Придя домой, я как-то распереживался и позвонил в Москву, своему приятелю писателю, и долго-долго говорил ему, что все же это невыносимо, что мы так похожи на этого американца, и зачем все эти квартиры и ампир, и нет у нас в душе и за душой ничего, кроме культурного туризма, хорошо еще, что не сексуального, и уже почти все мы распродали и разбазарили, и не выход из одиночества все это, ни лемпицка, ни рукола, и как вообще можно так жить, и для чего, и что сегодня у меня был очередной опыт мартышки перед зеркалом, и что же делать, и все ушло и выхолостилось, потеряло смысл и чувство. Приятель долго-долго меня слушал, а потом повесил трубку.

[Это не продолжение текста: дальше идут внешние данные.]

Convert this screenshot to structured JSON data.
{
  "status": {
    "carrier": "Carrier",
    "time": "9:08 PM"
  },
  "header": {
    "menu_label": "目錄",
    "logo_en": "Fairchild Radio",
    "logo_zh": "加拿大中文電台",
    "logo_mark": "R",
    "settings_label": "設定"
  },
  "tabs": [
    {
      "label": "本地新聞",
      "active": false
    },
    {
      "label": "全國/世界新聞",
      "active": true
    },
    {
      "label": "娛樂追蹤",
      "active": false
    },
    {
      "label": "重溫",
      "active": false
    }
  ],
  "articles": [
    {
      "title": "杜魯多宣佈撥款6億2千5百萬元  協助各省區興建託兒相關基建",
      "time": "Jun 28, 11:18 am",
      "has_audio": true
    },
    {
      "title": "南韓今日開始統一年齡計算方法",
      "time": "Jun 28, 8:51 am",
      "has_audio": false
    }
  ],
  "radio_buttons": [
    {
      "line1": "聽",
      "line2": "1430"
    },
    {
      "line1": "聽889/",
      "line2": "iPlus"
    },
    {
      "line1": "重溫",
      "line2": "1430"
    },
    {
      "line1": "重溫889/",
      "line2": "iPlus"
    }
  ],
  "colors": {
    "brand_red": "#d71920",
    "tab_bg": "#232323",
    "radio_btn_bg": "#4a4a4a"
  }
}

Было без четверти два ночи. Я понял, что уснуть не смогу, и спустился из своей квартиры вниз, на первый этаж когда-то роскошного розового особняка в начале Невского, весьма потрепанного советской властью, и уселся в кафе под названием «Шаверма», почему-то там недавно открывшееся вместо книжного магазина между французской кондитерской и модным домом Giulia Kisselenko, пил пиво и смотрел на Зимний дворец за углом Генерального штаба, весь обсыпанный инеем, с дурацкой подсветкой, делающей его похожим на гигантскую вставную челюсть, вывернутую на асфальт, и убаюкивающей колыбельной звучало бесконечное шуршание шин. В кафе не было ни одного человека. Постепенно успокаиваясь, я почувствовал, что мне совершенно безразличны и наступающая старость, и смерть, и то, что у меня никого нет, и то, что меня нет ни у кого.

Все события и персонажи этого рассказа вымышлены, совпадения случайны.